More than 90,000 people participated in the survey. The winner turned out to be the new interconfessional Bible translation launched by the Netherlands and Flanders Bible Societies. This book was not nominated, but nevertheless an overwhelming majority (72%) voted for it. This was due to a campaign launched by (among others) Bible societies, a Christian broadcaster and Christian newspaper.

The campaign was completely within the rules of the contest, but the group of voters was clearly not representative for the Dutch population.

A traditional survey or a web survey?

The differences between probability samples and self-selection can be illustrated using an example related to the general elections in The Netherlands in 2003. Various organisations made attempts to use opinion polls to predict the outcome of these elections (seats in parliament).

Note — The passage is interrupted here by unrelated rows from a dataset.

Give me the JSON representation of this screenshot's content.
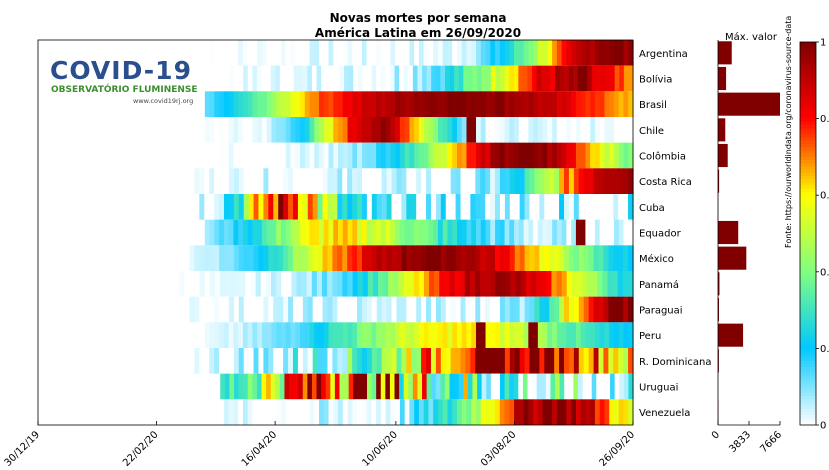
{
  "title_line1": "Novas mortes por semana",
  "title_line2": "América Latina em 26/09/2020",
  "max_label": "Máx. valor",
  "source": "Fonte: https://ourworldindata.org/coronavirus-source-data",
  "logo": {
    "title": "COVID-19",
    "subtitle": "OBSERVATÓRIO FLUMINENSE",
    "url": "www.covid19rj.org"
  },
  "colors": {
    "bar": "#800000",
    "colormap": [
      "#ffffff",
      "#00c8ff",
      "#80ff80",
      "#ffff00",
      "#ff0000",
      "#800000"
    ]
  },
  "chart_data": [
    {
      "type": "heatmap",
      "title": "Novas mortes por semana",
      "x_tick_labels": [
        "30/12/19",
        "22/02/20",
        "16/04/20",
        "10/06/20",
        "03/08/20",
        "26/09/20"
      ],
      "x_range": [
        "30/12/19",
        "26/09/20"
      ],
      "rows": [
        "Argentina",
        "Bolívia",
        "Brasil",
        "Chile",
        "Colômbia",
        "Costa Rica",
        "Cuba",
        "Equador",
        "México",
        "Panamá",
        "Paraguai",
        "Peru",
        "R. Dominicana",
        "Uruguai",
        "Venezuela"
      ],
      "row_profiles": [
        {
          "start": "15/03/20",
          "peak": 1.0,
          "pos": 0.95,
          "width": 0.2,
          "spikes": [],
          "noise": 0.05
        },
        {
          "start": "22/03/20",
          "peak": 0.9,
          "pos": 0.85,
          "width": 0.25,
          "spikes": [
            [
              0.88,
              1.0
            ]
          ],
          "noise": 0.08
        },
        {
          "start": "15/03/20",
          "peak": 1.0,
          "pos": 0.6,
          "width": 0.6,
          "spikes": [],
          "noise": 0.03
        },
        {
          "start": "15/03/20",
          "peak": 0.95,
          "pos": 0.4,
          "width": 0.15,
          "spikes": [
            [
              0.62,
              1.0
            ]
          ],
          "noise": 0.05
        },
        {
          "start": "15/03/20",
          "peak": 1.0,
          "pos": 0.75,
          "width": 0.25,
          "spikes": [],
          "noise": 0.05
        },
        {
          "start": "08/03/20",
          "peak": 1.0,
          "pos": 0.97,
          "width": 0.18,
          "spikes": [],
          "noise": 0.1
        },
        {
          "start": "08/03/20",
          "peak": 0.95,
          "pos": 0.2,
          "width": 0.12,
          "spikes": [],
          "noise": 0.25
        },
        {
          "start": "15/03/20",
          "peak": 0.6,
          "pos": 0.3,
          "width": 0.3,
          "spikes": [
            [
              0.88,
              1.0
            ]
          ],
          "noise": 0.08
        },
        {
          "start": "08/03/20",
          "peak": 1.0,
          "pos": 0.55,
          "width": 0.35,
          "spikes": [],
          "noise": 0.05
        },
        {
          "start": "01/03/20",
          "peak": 0.95,
          "pos": 0.7,
          "width": 0.25,
          "spikes": [],
          "noise": 0.05
        },
        {
          "start": "08/03/20",
          "peak": 1.0,
          "pos": 0.97,
          "width": 0.15,
          "spikes": [],
          "noise": 0.1
        },
        {
          "start": "15/03/20",
          "peak": 0.6,
          "pos": 0.6,
          "width": 0.35,
          "spikes": [
            [
              0.65,
              1.0
            ],
            [
              0.77,
              1.0
            ]
          ],
          "noise": 0.05
        },
        {
          "start": "08/03/20",
          "peak": 0.95,
          "pos": 0.75,
          "width": 0.35,
          "spikes": [],
          "noise": 0.2
        },
        {
          "start": "22/03/20",
          "peak": 0.9,
          "pos": 0.2,
          "width": 0.4,
          "spikes": [],
          "noise": 0.4
        },
        {
          "start": "15/03/20",
          "peak": 1.0,
          "pos": 0.82,
          "width": 0.22,
          "spikes": [],
          "noise": 0.1
        }
      ]
    },
    {
      "type": "bar",
      "title": "Máx. valor",
      "orientation": "horizontal",
      "categories": [
        "Argentina",
        "Bolívia",
        "Brasil",
        "Chile",
        "Colômbia",
        "Costa Rica",
        "Cuba",
        "Equador",
        "México",
        "Panamá",
        "Paraguai",
        "Peru",
        "R. Dominicana",
        "Uruguai",
        "Venezuela"
      ],
      "values": [
        1700,
        1000,
        7666,
        900,
        1200,
        140,
        20,
        2500,
        3500,
        180,
        120,
        3100,
        110,
        10,
        60
      ],
      "x_ticks": [
        0,
        3833,
        7666
      ],
      "xlim": [
        0,
        7666
      ]
    },
    {
      "type": "colorbar",
      "ticks": [
        0,
        0.2,
        0.4,
        0.6,
        0.8,
        1
      ],
      "tick_labels": [
        "0",
        "0.",
        "0.",
        "0.",
        "0.",
        "1"
      ],
      "range": [
        0,
        1
      ]
    }
  ]
}
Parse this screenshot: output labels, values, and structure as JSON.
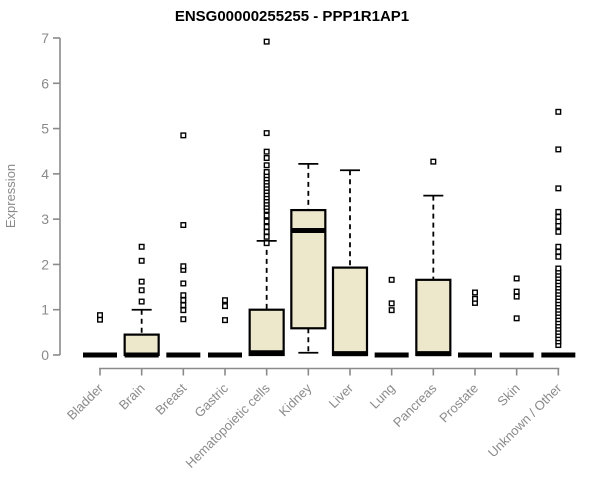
{
  "chart_data": {
    "type": "boxplot",
    "title": "ENSG00000255255 - PPP1R1AP1",
    "ylabel": "Expression",
    "ylim": [
      0,
      7
    ],
    "yticks": [
      0,
      1,
      2,
      3,
      4,
      5,
      6,
      7
    ],
    "grid": false,
    "legend": "none",
    "box_fill": "#ede8cc",
    "box_stroke": "#000000",
    "axis_color": "#8a8a8a",
    "title_color": "#000000",
    "categories": [
      "Bladder",
      "Brain",
      "Breast",
      "Gastric",
      "Hematopoietic cells",
      "Kidney",
      "Liver",
      "Lung",
      "Pancreas",
      "Prostate",
      "Skin",
      "Unknown / Other"
    ],
    "series": [
      {
        "name": "Bladder",
        "q1": 0,
        "median": 0,
        "q3": 0,
        "whisker_low": 0,
        "whisker_high": 0,
        "outliers": [
          0.78,
          0.88
        ]
      },
      {
        "name": "Brain",
        "q1": 0,
        "median": 0,
        "q3": 0.45,
        "whisker_low": 0,
        "whisker_high": 1.0,
        "outliers": [
          1.18,
          1.43,
          1.62,
          2.08,
          2.39
        ]
      },
      {
        "name": "Breast",
        "q1": 0,
        "median": 0,
        "q3": 0,
        "whisker_low": 0,
        "whisker_high": 0,
        "outliers": [
          0.79,
          0.99,
          1.1,
          1.21,
          1.32,
          1.58,
          1.88,
          1.96,
          2.87,
          4.85
        ]
      },
      {
        "name": "Gastric",
        "q1": 0,
        "median": 0,
        "q3": 0,
        "whisker_low": 0,
        "whisker_high": 0,
        "outliers": [
          0.77,
          1.08,
          1.21
        ]
      },
      {
        "name": "Hematopoietic cells",
        "q1": 0,
        "median": 0.05,
        "q3": 1.0,
        "whisker_low": 0,
        "whisker_high": 2.52,
        "outliers": [
          2.47,
          2.61,
          2.72,
          2.83,
          2.95,
          3.08,
          3.2,
          3.27,
          3.34,
          3.41,
          3.48,
          3.55,
          3.62,
          3.69,
          3.76,
          3.83,
          3.9,
          3.97,
          4.04,
          4.19,
          4.35,
          4.49,
          4.9,
          6.92
        ]
      },
      {
        "name": "Kidney",
        "q1": 0.59,
        "median": 2.75,
        "q3": 3.2,
        "whisker_low": 0.05,
        "whisker_high": 4.22,
        "outliers": []
      },
      {
        "name": "Liver",
        "q1": 0,
        "median": 0.03,
        "q3": 1.93,
        "whisker_low": 0,
        "whisker_high": 4.08,
        "outliers": []
      },
      {
        "name": "Lung",
        "q1": 0,
        "median": 0,
        "q3": 0,
        "whisker_low": 0,
        "whisker_high": 0,
        "outliers": [
          0.99,
          1.14,
          1.66
        ]
      },
      {
        "name": "Pancreas",
        "q1": 0,
        "median": 0.03,
        "q3": 1.66,
        "whisker_low": 0,
        "whisker_high": 3.52,
        "outliers": [
          4.27
        ]
      },
      {
        "name": "Prostate",
        "q1": 0,
        "median": 0,
        "q3": 0,
        "whisker_low": 0,
        "whisker_high": 0,
        "outliers": [
          1.15,
          1.24,
          1.38
        ]
      },
      {
        "name": "Skin",
        "q1": 0,
        "median": 0,
        "q3": 0,
        "whisker_low": 0,
        "whisker_high": 0,
        "outliers": [
          0.81,
          1.29,
          1.4,
          1.69
        ]
      },
      {
        "name": "Unknown / Other",
        "q1": 0,
        "median": 0,
        "q3": 0,
        "whisker_low": 0,
        "whisker_high": 0,
        "outliers": [
          0.22,
          0.3,
          0.37,
          0.44,
          0.51,
          0.58,
          0.65,
          0.72,
          0.79,
          0.86,
          0.93,
          1.0,
          1.07,
          1.14,
          1.21,
          1.28,
          1.35,
          1.42,
          1.49,
          1.56,
          1.63,
          1.7,
          1.77,
          1.84,
          1.91,
          2.17,
          2.28,
          2.39,
          2.72,
          2.85,
          2.95,
          3.05,
          3.16,
          3.68,
          4.54,
          5.37
        ]
      }
    ]
  }
}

The results of these polls are summarised in the table below. Politieke Barometer, Peil.nl and De Stemming are opinion polls carried out by market research agencies. They are all based on samples from web panels. The polls were carried one day before the election.

Peil.nl De
Sample size   1000 2500 2000 2600
CDA 41 41 42 41 41
PvdA 33 37 38 31 32
VVD 22 23 22 21 22
SP 25 23 23 32 26
GroenLinks 7 7 8 5 7
D66 3 3 2 1 3
ChristenUnie 6 6 6 8 6
SGP 2 2 2 1 2
PvdD 2 2 1 2 2
PvdV 9 4 5 6 8
Andere 0 2 1 2 1
MAD   1.27 1.45 2.00 0.36

The Mean Absolute Difference (MAD) indicates how big the differences (on average) are between the poll and the election results. Particularly, differences are large for the more volatile parties like PvdA, SP and de PvdV.

DPES is the Dutch Parliamentary Election Study. The fieldwork was carried out by Statistics Netherlands in a few weeks just before the elections. The probability sampling principle was been followed here. A true (two-stage) probability sample was drawn. Respondents were interviewed face-to-face (using CAPI). The predictions of this survey are much better than those based on the on-line opinion polls.

Demonstration: an opinion poll

Opinion polls are often based on online data collection. This is not surprising, as it is a fast and cheap way of data collection. So, these polls can be carried out with a high frequency. The demonstration below shows the risk of drawing wrong conclusions.

There will be general elections in the country of Samplonia. The National Elderly Party (NEP) seems to do well in the campaign. An opinion poll is carried out to estimate the percentage of voters this party will attract. To determine how accurate the estimator is, sample selection is repeated a large number of times. The percentage of voters is computed for each sample. The distribution of all these estimates is shown in a histogram..

To carry out a simulation, you first set the sample size. You do that by clicking on the green square adjacent to Sample size. There are three possible sample sizes: 200, 400 or 800.

You can choose to select the sample from the whole population or just from those having Internet. You do that by clicking on the greens square under Survey. To start the simulation by clciking on Start.

If you select samples from the complete population, you will see that the estimates are nicely concentrated arount the true value (25.4%).However, if you select samples from just the Internet-population, estimates will be systematically too low.

Why are the estimates too low? The reason is that the elderly are under-represented in the Internet-population. And the elderly typically vote NEP. So, then percentage of voters will be to low.

The biologist and the fish

The problems of web surveys are once more illustrated by a simple story. Suppose you are a biologist and you have to determine the state of health of fish in two lakes. You want to do that by investigating a sample of fish. The problem is that you cannot the lake on the left. Therefore, you cannot investigate any fish there. For the lake on the right, you can only investigate fish that spontaneously jump out of the water.

The question is: what conclusion can you draw about the health of all fish in the two lakes, if you can only investigate fish in the lake on the right that spontaneously junp out of the water? What about fish that stay quietly on the bottom? What about the fish in the other lake?